Question

Find the points on the curve x² + y² = 13, the tangent at each one of which is parallel to the line 2x + 3y = 7 ?

Answer 1

Let (x₁, y₁) represent the required point.
The slope of line 2x + 3y = 7 is \[\frac{- 2}{3}\] .

\[\text { Since, the point lies on the curve } . \]

\[\text { Hence }, {x_1}^2 + {y_1}^2 = 13 . . . \left( 1 \right)\]

\[\text { Now }, x^2 + y^2 = 13\]

\[\text { On differentiating both sides w.r.t.x, we get}\]

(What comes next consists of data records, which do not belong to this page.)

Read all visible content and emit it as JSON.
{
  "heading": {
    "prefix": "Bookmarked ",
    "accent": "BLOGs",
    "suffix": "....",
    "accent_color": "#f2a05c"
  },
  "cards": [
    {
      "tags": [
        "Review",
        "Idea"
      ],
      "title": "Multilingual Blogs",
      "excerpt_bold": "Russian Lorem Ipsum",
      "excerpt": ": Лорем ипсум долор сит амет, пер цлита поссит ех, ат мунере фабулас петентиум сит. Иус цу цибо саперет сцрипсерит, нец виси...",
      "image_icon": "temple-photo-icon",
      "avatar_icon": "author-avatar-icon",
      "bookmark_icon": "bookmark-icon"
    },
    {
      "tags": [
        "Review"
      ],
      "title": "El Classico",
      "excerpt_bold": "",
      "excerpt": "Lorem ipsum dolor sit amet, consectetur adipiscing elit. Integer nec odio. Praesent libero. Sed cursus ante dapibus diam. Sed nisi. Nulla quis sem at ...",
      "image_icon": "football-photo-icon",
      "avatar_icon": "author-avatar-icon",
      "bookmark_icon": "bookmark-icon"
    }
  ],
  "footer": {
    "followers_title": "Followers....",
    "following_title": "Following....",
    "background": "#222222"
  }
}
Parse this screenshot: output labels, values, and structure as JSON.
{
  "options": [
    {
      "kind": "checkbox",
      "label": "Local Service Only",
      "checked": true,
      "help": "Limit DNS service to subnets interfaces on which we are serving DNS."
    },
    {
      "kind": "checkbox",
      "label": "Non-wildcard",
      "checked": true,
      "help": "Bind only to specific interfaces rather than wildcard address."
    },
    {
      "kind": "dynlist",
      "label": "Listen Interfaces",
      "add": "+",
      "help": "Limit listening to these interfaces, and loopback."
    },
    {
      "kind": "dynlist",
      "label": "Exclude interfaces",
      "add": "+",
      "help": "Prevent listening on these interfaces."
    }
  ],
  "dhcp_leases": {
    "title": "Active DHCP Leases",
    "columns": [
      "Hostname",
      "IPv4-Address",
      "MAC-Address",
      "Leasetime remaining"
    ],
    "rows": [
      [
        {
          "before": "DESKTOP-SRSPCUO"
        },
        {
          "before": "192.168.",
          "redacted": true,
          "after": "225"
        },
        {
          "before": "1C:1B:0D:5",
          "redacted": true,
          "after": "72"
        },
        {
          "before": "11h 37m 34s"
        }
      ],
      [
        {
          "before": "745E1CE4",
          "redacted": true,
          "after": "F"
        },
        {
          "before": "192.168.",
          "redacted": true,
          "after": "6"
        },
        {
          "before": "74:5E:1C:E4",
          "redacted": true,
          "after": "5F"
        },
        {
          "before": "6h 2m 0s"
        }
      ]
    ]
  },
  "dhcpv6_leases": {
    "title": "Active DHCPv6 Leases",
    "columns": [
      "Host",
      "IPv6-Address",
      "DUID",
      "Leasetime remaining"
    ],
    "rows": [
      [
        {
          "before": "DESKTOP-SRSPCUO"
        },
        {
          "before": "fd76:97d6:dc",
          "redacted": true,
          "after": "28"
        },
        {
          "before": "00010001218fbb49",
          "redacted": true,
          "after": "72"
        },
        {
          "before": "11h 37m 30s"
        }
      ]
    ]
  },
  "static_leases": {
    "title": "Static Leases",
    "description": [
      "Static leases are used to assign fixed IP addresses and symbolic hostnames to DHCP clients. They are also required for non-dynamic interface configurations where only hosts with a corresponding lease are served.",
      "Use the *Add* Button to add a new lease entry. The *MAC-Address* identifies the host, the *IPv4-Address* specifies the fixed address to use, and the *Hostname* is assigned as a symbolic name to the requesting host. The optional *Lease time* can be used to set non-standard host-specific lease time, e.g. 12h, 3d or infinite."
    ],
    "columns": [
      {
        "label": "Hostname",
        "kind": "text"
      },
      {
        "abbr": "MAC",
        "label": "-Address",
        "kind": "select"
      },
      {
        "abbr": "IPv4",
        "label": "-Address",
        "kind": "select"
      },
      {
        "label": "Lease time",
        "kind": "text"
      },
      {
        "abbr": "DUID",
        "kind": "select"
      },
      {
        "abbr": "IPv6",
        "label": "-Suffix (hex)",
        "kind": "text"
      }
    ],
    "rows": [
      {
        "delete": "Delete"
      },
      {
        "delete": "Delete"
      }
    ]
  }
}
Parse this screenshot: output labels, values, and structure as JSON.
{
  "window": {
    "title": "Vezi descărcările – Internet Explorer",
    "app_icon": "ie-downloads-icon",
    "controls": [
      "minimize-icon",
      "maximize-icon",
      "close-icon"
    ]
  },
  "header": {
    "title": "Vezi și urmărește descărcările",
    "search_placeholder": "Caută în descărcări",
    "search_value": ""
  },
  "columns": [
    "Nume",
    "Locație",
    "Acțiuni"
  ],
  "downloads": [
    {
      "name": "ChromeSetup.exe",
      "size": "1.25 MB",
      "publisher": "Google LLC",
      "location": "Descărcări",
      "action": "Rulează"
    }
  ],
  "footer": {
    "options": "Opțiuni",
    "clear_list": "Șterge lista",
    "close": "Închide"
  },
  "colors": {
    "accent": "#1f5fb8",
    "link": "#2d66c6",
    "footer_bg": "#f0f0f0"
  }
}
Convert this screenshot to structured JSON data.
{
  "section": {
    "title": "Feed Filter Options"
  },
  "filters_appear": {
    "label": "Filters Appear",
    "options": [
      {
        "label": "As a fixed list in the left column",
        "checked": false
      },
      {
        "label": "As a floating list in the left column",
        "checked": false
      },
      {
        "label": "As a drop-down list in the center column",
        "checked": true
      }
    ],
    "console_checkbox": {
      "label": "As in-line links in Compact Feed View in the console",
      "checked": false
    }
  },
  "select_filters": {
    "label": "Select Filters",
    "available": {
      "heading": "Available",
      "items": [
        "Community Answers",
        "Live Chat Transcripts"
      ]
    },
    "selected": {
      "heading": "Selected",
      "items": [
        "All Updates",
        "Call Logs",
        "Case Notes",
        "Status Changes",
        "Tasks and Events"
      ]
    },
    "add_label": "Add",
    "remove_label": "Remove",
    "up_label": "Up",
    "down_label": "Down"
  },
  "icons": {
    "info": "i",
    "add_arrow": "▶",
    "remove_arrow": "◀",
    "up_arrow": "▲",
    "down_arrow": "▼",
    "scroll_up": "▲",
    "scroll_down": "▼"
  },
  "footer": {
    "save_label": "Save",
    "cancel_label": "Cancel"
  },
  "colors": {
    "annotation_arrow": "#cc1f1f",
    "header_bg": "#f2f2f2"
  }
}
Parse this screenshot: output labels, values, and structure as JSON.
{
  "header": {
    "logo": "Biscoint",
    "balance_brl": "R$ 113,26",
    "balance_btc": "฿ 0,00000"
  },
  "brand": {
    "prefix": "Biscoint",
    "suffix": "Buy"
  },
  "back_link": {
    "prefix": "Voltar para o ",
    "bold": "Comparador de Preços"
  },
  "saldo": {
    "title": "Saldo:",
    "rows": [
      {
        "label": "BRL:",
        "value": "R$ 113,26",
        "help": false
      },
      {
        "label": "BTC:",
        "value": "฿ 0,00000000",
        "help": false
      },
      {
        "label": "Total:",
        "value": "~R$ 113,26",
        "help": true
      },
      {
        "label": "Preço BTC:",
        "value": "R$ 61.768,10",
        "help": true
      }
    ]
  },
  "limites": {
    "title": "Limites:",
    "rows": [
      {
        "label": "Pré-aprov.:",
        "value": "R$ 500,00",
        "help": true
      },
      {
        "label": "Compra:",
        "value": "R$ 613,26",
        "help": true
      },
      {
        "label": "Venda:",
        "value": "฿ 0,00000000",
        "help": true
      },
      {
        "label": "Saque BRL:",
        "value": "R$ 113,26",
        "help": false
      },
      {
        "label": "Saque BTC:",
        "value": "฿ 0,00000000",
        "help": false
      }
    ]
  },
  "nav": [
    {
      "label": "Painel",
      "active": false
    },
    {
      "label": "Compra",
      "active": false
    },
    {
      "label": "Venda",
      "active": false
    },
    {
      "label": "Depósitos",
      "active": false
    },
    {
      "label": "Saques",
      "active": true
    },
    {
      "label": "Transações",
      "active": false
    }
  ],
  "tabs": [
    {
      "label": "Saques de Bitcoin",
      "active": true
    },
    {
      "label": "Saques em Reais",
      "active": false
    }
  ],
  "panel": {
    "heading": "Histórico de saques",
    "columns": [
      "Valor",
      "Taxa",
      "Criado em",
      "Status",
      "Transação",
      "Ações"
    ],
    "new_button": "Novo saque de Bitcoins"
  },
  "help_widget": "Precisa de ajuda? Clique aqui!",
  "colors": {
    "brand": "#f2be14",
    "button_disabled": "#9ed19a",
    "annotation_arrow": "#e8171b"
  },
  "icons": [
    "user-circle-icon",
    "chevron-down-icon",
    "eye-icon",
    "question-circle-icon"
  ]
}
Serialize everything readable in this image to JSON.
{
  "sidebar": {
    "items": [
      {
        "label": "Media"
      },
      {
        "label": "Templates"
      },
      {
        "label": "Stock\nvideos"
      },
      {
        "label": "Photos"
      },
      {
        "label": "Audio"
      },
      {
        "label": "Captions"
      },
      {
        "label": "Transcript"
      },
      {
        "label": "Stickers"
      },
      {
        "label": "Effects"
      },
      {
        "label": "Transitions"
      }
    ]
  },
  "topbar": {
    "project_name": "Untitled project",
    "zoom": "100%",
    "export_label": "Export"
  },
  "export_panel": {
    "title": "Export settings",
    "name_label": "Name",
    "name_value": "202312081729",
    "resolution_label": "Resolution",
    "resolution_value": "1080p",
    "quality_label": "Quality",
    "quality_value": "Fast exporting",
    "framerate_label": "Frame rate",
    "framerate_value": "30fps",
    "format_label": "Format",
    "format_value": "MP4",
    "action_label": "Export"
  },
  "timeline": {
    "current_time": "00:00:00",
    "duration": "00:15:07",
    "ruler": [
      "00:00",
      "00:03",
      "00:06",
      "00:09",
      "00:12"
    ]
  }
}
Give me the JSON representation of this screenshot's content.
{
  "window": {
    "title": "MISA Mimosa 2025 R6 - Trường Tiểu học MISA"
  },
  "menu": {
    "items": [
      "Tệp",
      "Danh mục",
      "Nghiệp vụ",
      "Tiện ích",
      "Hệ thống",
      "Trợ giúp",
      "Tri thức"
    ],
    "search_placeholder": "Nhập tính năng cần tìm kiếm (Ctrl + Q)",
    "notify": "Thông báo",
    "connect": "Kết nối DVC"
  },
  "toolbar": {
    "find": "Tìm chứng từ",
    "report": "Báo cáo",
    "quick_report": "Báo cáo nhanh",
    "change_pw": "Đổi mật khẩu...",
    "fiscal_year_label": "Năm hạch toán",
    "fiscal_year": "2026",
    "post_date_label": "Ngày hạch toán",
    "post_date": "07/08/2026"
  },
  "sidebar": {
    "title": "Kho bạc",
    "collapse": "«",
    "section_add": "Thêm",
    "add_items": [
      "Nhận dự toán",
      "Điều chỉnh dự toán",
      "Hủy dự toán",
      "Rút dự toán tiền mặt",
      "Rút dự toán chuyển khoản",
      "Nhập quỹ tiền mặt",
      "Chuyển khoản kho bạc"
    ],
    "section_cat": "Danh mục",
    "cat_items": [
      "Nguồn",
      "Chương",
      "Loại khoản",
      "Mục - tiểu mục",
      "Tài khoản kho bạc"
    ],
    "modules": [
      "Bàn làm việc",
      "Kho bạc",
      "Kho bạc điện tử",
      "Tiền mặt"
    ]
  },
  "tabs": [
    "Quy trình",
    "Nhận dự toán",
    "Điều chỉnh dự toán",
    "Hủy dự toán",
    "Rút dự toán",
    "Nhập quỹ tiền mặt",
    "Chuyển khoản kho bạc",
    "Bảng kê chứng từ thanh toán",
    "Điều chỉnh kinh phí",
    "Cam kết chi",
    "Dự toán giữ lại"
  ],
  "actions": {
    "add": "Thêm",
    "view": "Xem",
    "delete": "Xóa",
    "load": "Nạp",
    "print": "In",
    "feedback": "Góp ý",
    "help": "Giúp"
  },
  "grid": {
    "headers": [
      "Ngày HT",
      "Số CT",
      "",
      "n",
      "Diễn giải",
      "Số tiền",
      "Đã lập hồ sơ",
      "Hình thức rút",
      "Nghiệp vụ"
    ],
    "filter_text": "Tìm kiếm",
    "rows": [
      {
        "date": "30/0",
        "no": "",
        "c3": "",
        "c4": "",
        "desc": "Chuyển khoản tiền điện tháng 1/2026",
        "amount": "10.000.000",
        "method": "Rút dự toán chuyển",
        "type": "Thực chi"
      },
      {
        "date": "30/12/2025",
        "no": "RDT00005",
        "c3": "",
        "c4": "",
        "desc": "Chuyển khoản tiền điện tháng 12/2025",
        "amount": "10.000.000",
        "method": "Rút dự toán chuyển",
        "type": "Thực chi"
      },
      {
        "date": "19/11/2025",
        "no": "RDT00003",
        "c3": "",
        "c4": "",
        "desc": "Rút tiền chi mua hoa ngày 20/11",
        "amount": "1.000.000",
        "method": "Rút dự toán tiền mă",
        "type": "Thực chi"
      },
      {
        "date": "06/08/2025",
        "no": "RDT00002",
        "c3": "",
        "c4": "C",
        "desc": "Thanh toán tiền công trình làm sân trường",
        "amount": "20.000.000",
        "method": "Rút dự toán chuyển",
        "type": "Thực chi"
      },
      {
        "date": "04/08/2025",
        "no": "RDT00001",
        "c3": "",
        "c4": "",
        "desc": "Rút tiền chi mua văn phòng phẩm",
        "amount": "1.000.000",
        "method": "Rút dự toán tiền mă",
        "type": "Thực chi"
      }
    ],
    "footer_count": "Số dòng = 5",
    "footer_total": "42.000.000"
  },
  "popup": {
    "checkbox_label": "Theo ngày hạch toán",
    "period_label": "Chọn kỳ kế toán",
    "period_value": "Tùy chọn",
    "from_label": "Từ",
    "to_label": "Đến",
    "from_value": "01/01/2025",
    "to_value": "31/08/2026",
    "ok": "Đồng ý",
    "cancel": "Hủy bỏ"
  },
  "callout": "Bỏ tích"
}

\[2x + 2y\frac{dy}{dx} = 0\]

\[ \Rightarrow \frac{dy}{dx} = \frac{- x}{y}\]

\[\text { Slope of the tangent at }\left( x_1 , y_1 \right)= \left( \frac{dy}{dx} \right)_\left( x_1 , y_1 \right) =\frac{- x_1}{y_1}\]

\[\text { Slope of the tangent at }\left( x_1 , y_1 \right)= \text { Slope of the given line [Given] }\]

\[ \Rightarrow \frac{- x_1}{y_1} = \frac{- 2}{3}\]

\[ \Rightarrow x_1 = \frac{2 y_1}{3} . . . \left( 2 \right)\]

\[\text { From eq. (1), we get }\]

\[ \left( \frac{2 y_1}{3} \right)^2 + {y_1}^2 = 13\]

\[ \Rightarrow \frac{13 {y_1}^2}{9} = 13\]

\[ \Rightarrow {y_1}^2 = 9\]

\[ \Rightarrow y_1 = \pm 3\]

\[ \Rightarrow y_1 = 3 or y_1 = - 3\]

\[\text { and }\]

\[ x_1 = 2 or x_1 = - 2 [\text { From eq.} (2)]\]

\[\text {Thus, the required points are }\left( 2, 3 \right)\text { and }\left( - 2, - 3 \right).\]